The popularity of Microsoft 365 has grown enormously among organizations in recent years. But using it does not immediately mean that you are security and privacy compliant. What steps should an organization take to safeguard information security and privacy? We spoke about this with Carlien Daniels, Consultant Microsoft Security & Compliance at Audittrail. "The core is enabling organizations to keep an overview and insight into the risks of their Microsoft 365 environment."
Many organizations are currently making a move to Microsoft 365. "It sometimes seems simple, but there are things that need to be thought about in advance," says Carlien. "Take sharing a file, for example; do you want all documents to be shared with everyone or only certain files? By putting the possibilities side by side and weighing the pros and cons, you can make the right decisions that fit your organization. Because if you don't think about the layout properly, don't involve the users and don't look after it again once installed, you open a door for unauthorized people. One of the biggest dangers of Microsoft 365 is that no well-founded decisions are made in advance about information security. Security by design really pays off."
MFA and roles
Making Microsoft 365 technically secure is the first step when addressing information security. "Microsoft has recently gone through several great developments to be able to work more and more securely," Carlien explains. "Multifactor authentication (MFA) is a well-known example of this, but it is now also complemented by conditional access and identity protection. But there are also more options for administrators of the Microsoft 365 environment. For example, this is now set up based on roles. By means of privileged identity management, you can also temporarily assign administrative tasks to an administrator. This ensures a clear separation of functions; you are either working as an administrator or as a user. The main advantage is that it reduces the risk of unauthorized access in the management environment."
Because Microsoft 365 allows organizations to work anytime, anywhere, it takes on other risks. "Working in a location and time-independent manner means that you have to raise employees' awareness actively. At home, we often feel freer than in the office and are less alert to threats. A wrong e-mail is overlooked, but the information is also more often 'literally' transported. Think of a smartphone in the jacket pocket or a laptop in the backpack. You not only have to be aware of this, but you also need to protect this hardware properly. So that unauthorized people cannot access the data in case it gets lost."
Reduce the risk of data breaches
Reducing the risk of data loss could be done in various ways within Microsoft 365, Carlien continues. "This starts with provisioning your access based on roles, something that is easy to set up using the groups in Azure AD. From there, you'll better protect confidential documents through data classification.

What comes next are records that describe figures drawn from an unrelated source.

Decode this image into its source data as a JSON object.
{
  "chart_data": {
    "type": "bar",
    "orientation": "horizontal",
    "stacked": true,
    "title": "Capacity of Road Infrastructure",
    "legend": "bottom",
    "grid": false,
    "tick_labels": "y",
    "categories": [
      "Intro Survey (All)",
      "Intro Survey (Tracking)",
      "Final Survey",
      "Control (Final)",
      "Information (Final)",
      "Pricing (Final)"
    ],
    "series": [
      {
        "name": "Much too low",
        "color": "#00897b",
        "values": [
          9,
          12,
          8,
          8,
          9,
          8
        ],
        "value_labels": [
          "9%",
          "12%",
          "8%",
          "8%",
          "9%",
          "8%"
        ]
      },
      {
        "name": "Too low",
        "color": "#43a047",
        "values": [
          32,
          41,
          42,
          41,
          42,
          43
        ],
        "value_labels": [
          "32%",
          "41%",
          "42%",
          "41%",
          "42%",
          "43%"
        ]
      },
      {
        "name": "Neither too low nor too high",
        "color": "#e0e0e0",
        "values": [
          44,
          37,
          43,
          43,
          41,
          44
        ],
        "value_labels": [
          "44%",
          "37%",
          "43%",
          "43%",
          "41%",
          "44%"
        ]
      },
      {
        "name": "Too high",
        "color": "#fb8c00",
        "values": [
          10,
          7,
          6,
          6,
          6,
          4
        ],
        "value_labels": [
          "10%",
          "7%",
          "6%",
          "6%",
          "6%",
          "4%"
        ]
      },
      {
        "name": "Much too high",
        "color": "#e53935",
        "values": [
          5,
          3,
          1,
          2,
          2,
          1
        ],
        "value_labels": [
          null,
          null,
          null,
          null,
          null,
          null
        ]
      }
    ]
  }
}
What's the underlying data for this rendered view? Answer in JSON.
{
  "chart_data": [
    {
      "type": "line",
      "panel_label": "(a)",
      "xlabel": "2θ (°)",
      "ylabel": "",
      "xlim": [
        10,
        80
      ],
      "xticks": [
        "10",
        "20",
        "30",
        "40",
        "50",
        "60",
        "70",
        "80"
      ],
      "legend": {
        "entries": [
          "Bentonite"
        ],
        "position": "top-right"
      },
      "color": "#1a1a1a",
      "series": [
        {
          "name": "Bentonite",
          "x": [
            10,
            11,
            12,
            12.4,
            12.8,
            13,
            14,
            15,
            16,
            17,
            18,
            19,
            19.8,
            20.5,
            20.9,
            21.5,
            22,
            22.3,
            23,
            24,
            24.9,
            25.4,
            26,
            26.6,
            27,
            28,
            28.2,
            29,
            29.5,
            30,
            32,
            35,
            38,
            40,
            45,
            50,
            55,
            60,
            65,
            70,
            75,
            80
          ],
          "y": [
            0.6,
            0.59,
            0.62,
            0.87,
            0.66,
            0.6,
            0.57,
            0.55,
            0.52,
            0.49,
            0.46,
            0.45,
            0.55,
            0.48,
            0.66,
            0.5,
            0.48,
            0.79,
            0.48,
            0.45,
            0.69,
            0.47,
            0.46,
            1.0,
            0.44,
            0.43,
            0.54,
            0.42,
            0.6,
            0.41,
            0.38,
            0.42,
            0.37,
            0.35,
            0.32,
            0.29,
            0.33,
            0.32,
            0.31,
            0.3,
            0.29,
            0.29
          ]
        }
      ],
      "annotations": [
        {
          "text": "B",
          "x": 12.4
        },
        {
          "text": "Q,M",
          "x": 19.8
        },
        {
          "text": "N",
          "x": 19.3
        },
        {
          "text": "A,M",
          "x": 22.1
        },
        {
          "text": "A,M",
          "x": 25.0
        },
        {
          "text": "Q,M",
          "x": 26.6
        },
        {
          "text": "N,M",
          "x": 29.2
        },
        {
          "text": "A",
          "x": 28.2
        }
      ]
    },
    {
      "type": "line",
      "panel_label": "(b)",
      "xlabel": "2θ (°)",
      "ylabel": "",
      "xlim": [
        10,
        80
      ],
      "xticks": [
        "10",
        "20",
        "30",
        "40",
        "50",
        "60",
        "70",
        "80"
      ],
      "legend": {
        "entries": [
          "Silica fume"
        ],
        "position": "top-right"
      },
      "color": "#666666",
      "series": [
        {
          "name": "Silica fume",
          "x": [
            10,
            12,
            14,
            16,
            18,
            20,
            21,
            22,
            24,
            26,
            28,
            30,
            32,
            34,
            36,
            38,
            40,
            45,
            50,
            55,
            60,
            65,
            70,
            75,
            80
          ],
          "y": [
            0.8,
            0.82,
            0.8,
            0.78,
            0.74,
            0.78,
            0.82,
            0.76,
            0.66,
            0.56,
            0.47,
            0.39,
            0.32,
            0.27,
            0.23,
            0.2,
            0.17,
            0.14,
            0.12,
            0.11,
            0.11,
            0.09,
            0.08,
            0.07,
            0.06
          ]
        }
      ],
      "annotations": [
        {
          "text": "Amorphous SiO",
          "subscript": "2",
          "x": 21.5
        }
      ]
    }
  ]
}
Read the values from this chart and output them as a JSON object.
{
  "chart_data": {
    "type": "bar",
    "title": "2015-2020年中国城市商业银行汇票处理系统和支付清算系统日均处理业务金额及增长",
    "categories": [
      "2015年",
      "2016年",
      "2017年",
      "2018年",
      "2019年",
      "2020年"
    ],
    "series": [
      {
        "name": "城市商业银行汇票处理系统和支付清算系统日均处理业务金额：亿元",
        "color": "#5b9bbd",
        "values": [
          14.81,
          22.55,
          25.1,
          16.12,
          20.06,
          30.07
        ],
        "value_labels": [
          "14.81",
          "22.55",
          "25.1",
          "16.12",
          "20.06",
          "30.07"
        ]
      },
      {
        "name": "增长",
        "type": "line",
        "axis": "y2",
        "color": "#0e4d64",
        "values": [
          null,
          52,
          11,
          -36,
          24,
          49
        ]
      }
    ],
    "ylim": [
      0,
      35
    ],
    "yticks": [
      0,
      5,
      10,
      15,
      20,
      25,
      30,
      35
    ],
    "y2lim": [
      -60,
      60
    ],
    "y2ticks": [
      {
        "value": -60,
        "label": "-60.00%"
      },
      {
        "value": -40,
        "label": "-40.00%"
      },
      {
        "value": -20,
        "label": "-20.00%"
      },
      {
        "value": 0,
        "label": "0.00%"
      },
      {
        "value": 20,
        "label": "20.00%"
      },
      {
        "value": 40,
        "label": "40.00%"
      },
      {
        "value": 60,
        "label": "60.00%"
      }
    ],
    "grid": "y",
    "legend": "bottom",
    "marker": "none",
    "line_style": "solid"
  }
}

You can also secure devices such as laptops and smartphones via an Endpoint Manager. In which there is also room to ensure that data cannot be extracted from the managed apps. In this way, the risk of a data breach or security incident is reduced as much as possible.
According to Carlien, protecting the privacy within Microsoft 365 goes beyond customer data alone. "Microsoft 365 lends itself to a GDPR-compliant design, but then the organization still has to take a few steps. Logging is an example of this. Within Microsoft 365, there are many logging options. Although this is important for security, this does not apply to all logging options. You, therefore, always have to consider what weighs heavier, the privacy of the employee or the importance of security. If you do decide to enable logging, you must be transparent about this to employees. We don't see the latter happening much yet." "An advantage of logging is, for example, the fact that Microsoft is making more and more predictions through Artificial Intelligence. For this, the data of employees is often used. For example, suppose an employee logs in at the same time from two different countries. In that case, access can be blocked, or more authentications can be requested to log in. This improves information security but can only be signaled when the location of the user is known."
Overview and insight
When asked whether it is difficult for an organization to work safely and compliantly within Microsoft 365, Carlien concludes: "Through the Microsoft Compliance Center and the Microsoft Security Center, this is becoming increasingly easier. Here you can see step by step what you can modify to comply with certain legislation. But that requires some knowledge of Microsoft 365 to be able to see the changes and any additional risks. As a Microsoft partner with a lot of knowledge of security and compliance within Microsoft 365, Audittrail can help with this. We are also aware of the latest and future developments. We mainly help organizations to make all the different parts within Microsoft 365 clear. From the perspective of privacy and security, we look at an environment that is often only viewed with an IT view and translate this to the organization. In this way, those responsible can actually make well-founded choices without needing a lot of IT knowledge. In this way, the organization can keep an overview and insight into the risks of the Microsoft 365 environment."